The next day, Cassidy drove Mary to the jail in Putnam County, where she was booked and held without bond for months. During this time, Cassidy tirelessly advocated for Mary, visiting her in jail and trying to get anyone to listen to her regarding Mary’s situation. Every Wednesday, the First Recovery community gathered to pray for Mary’s release and safe return. Cassidy made countless trips to the courtroom, which initially proved unsuccessful. However, she eventually crossed paths with Nikki Payne, a social worker who had previously assisted Mary and was familiar with her story. Ms. Payne listened to Cassidy’s account and involved a Putnam County probation official and eventually the judge. Finally, there was a glimmer of hope.
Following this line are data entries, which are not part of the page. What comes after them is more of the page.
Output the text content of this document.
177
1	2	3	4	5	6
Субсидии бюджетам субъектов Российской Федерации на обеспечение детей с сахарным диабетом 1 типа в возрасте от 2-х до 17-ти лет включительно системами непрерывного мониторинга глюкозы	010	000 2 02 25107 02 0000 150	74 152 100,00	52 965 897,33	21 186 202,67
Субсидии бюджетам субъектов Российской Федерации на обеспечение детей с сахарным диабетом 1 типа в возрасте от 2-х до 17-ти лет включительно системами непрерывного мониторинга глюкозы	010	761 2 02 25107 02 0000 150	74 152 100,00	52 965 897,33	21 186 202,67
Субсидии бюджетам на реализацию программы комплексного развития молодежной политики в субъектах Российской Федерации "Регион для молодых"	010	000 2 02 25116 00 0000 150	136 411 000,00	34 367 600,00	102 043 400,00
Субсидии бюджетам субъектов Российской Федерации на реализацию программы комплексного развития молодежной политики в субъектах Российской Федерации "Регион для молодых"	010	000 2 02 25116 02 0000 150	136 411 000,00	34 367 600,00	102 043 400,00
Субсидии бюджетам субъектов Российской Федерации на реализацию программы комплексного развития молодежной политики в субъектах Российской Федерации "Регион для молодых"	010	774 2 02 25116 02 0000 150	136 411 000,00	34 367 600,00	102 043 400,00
In court, Cassidy assured the judge that she would take care of Mary, providing transportation to appointments, shelter, food, and proper management of her mental health medication. Cassidy would encourage Mary to actively participate in her own recovery and help teach her basic life skills that she was never taught, such as doing laundry. The judge, after delivering a lecture to Mary on her responsibilities, looked at Cassidy and said, “God bless you, Ms. Newman. The world needs more people like you. I am releasing care of Mary to you.” This sort of advocating is exactly what First Recovery stands for: Help, Faith, and Hope. The prophet Isaiah described God’s provisions in Isaiah 25:4. “You have been a refuge for the poor, a refuge for the needy in their distress, a shelter from the storm and a shade from the heat.” We believe God protected Mary in the same way and delivered her to safety. Thanks be to God for the healing that’s happening in our church and community with the assistance offered through First Recovery.
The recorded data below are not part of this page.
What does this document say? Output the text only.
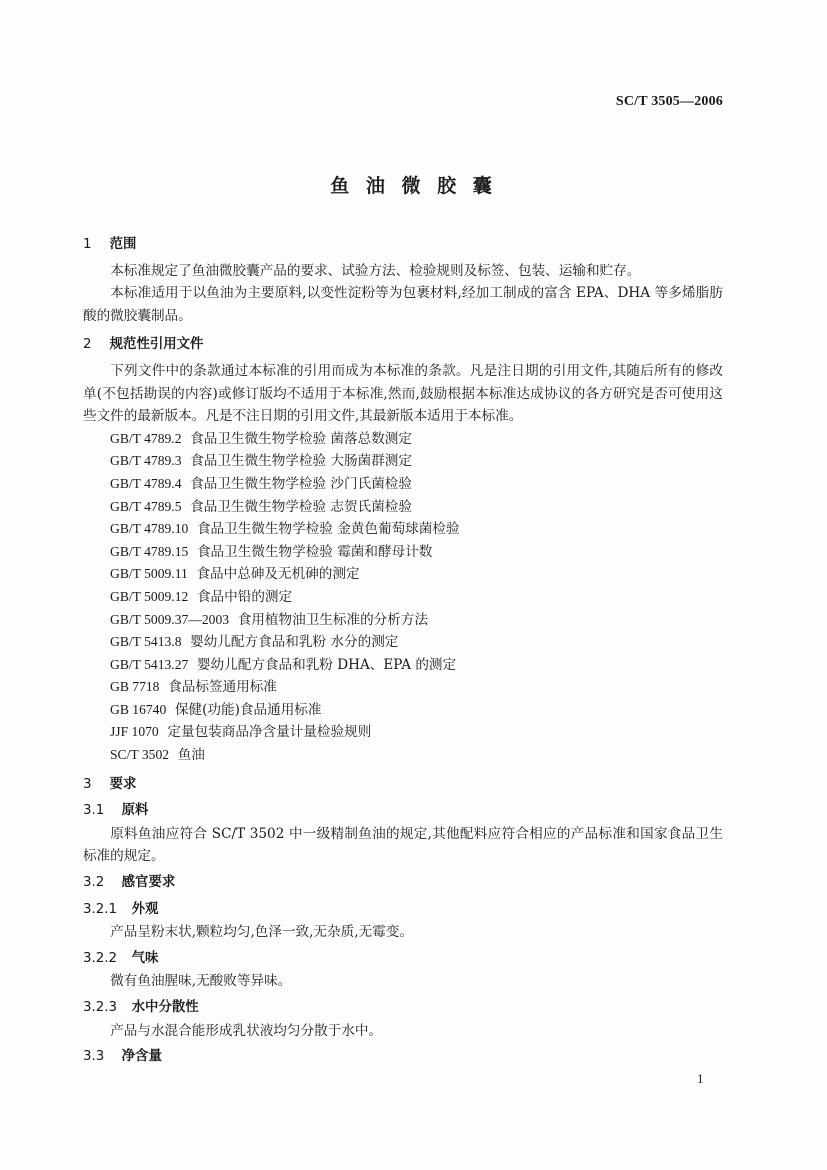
SC/T 3505—2006
鱼 油 微 胶 囊
1 范围

本标准规定了鱼油微胶囊产品的要求、试验方法、检验规则及标签、包装、运输和贮存。

本标准适用于以鱼油为主要原料,以变性淀粉等为包裹材料,经加工制成的富含 EPA、DHA 等多烯脂肪酸的微胶囊制品。

2 规范性引用文件

下列文件中的条款通过本标准的引用而成为本标准的条款。凡是注日期的引用文件,其随后所有的修改单(不包括勘误的内容)或修订版均不适用于本标准,然而,鼓励根据本标准达成协议的各方研究是否可使用这些文件的最新版本。凡是不注日期的引用文件,其最新版本适用于本标准。

GB/T 4789.2 食品卫生微生物学检验 菌落总数测定
GB/T 4789.3 食品卫生微生物学检验 大肠菌群测定
GB/T 4789.4 食品卫生微生物学检验 沙门氏菌检验
GB/T 4789.5 食品卫生微生物学检验 志贺氏菌检验
GB/T 4789.10 食品卫生微生物学检验 金黄色葡萄球菌检验
GB/T 4789.15 食品卫生微生物学检验 霉菌和酵母计数
GB/T 5009.11 食品中总砷及无机砷的测定
GB/T 5009.12 食品中铅的测定
GB/T 5009.37—2003 食用植物油卫生标准的分析方法
GB/T 5413.8 婴幼儿配方食品和乳粉 水分的测定
GB/T 5413.27 婴幼儿配方食品和乳粉 DHA、EPA 的测定
GB 7718 食品标签通用标准
GB 16740 保健(功能)食品通用标准
JJF 1070 定量包装商品净含量计量检验规则
SC/T 3502 鱼油
3 要求
3.1 原料

原料鱼油应符合 SC/T 3502 中一级精制鱼油的规定,其他配料应符合相应的产品标准和国家食品卫生标准的规定。

3.2 感官要求
3.2.1 外观

产品呈粉末状,颗粒均匀,色泽一致,无杂质,无霉变。

3.2.2 气味

微有鱼油腥味,无酸败等异味。

3.2.3 水中分散性

产品与水混合能形成乳状液均匀分散于水中。

3.3 净含量
1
Since her release, Mary’s homecoming has been filled with joy and celebration. She was able to spend Christmas with her family (Dustin and Cassidy). Mary has attended every First Recovery meeting since her release, showing kindness and love to all she encounters. Mary and Cassidy still face challenges, for example, Mary doesn’t qualify for many benefits someone in Mary’s position would often qualify for because of Cassidy’s generosity of taking Mary into her home. However, they face these obstacles together, and God has provided ways for their hardships and needs. On February 1, 2024, Mary will celebrate one year of sobriety. She’s finding balance in her mental health, sobriety, and learning life skills that will help her maintain a fruitful life closer to God and filled with community.